Trop de rapports non protégés
Que faire pour prévenir la résurgence d'une épidémie ? En premier lieu, accroître l'information des séropositifs qui sont de plus en plus nombreux et qui restent sexuellement actifs dans 69 % des cas, selon une étude (SHAS) réalisée par le CDC.
La même étude montre que le pourcentage de rapports sexuels protégés varie entre 78 et 96 % (en fonction du sexe du partenaire et du caractère régulier ou occasionnel de la relation) quand ces sujets savent que leur partenaire est séronégatif. Le pourcentage n'est plus que de 52 à 86 % quand le statut VIH du partenaire est inconnu. Cela laisse la place à beaucoup de contaminations, déplore R. Valdiserri.
Une étude réalisée en Caroline du Nord (D.A. Wohl) montre que la sortie de prison est une période particulièrement dangereuse (aux Etats-Unis, 20 % des séropositifs ont été incarcérés au moins une fois) ; 51 % des sujets libérés ont des rapports sexuels dans les six jours quii suivent leur sortie de prison, des rapports non protégés et potentiellement infectants (partenaires séronégatifs ou dont le statut VIH est inconnu) dans 31 % des cas...
Le piège du Web
La sortie de prison ne représente pas la seule période à risque. Le surf sur les sites Internet homosexuels pouvant réserver de bien mauvaises surprises, comme le montre une étude réalisée à New York (S. Hirshfield), via Internet, auprès de 2 934 homosexuels qui, il faut le souligner, appartenaient majoritairement à des couches socioculturelles élevées. Malgré cela, les sujets qui trouvent leurs partenaires via Internet (84 % de l'échantillon) ont des rapports sexuels à risque dans 64 % des cas (contre 58 % de ceux trouvant leurs partenaires en dehors des sites gays ; p = 0,02), 7,6 % des sujets interrogés étaient séropositifs, et c'est malheureusement dans ce sous-groupe que l'on observe le plus de rapports non protégés (odds ratio = 1,5, p = 0,03).
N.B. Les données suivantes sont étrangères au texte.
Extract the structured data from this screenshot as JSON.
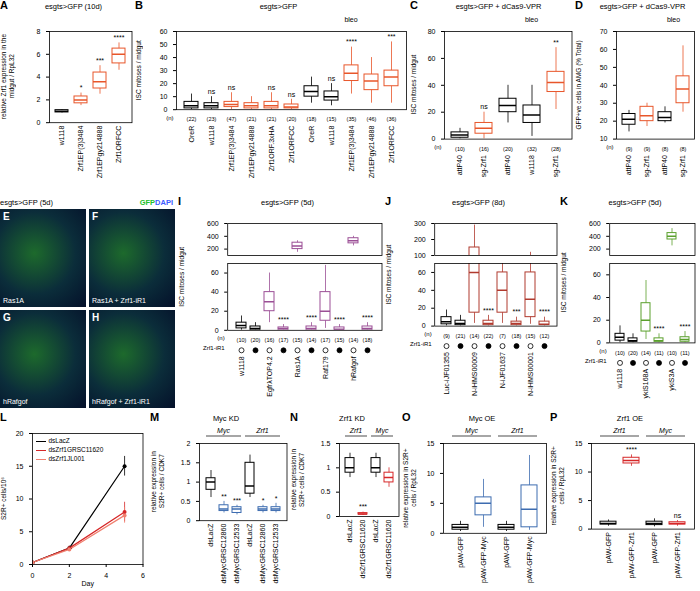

Il faut noter que cette population est particulière, avec une forte proportion d'utilisateurs de drogues (43 %) et d'alcooliques (34 %).
Quoi qu'il en soit, il semble qu'Internet se substitue progressivement aux établissements spécialisés, dans la population homosexuelle américaine à partenaires multiples. D'où l'appel lancé par les spécialistes américains aux sites gays pour qu'ils renforcent les conseils de prévention.
Ne pas baisser la garde
Face à ces données, le Pr Harold Jaffe appelle tous les professionnels de santé à ne pas négliger les conseils donnés aux patients, en ce qui concerne le « safer-sex ». Même si l'on sait que le traitement efficace réduit considérablement la contagiosité : trop de patients s'appuient sur cette « sécurité » pour adopter des conduites à haut risque.
Mais, surtout, il vaut mieux dépister la séropositivité pour prévenir la propagation de la maladie et, là aussi, il y a beaucoup de progrès à accomplir : l'étude effectuée dans six villes américaines montre que 77 % des jeunes homosexuels (de 16 à 29 ans) ignorent leur séropositivité, un pourcentage qui atteint 91 % chez les Afro-Américains. Des chiffres que l'on comprend mieux quand on sait (étude SHAS du CDC) qu'une petite minorité de tests (10 % pour les garçons et 17 % chez les filles) correspond à une démarche de dépistage active. A titre de comparaison, 45 % des hommes et 34 % des femmes font leur premier test parce qu'ils sont déjà malades... On voit bien les conséquences possibles de cette ignorance.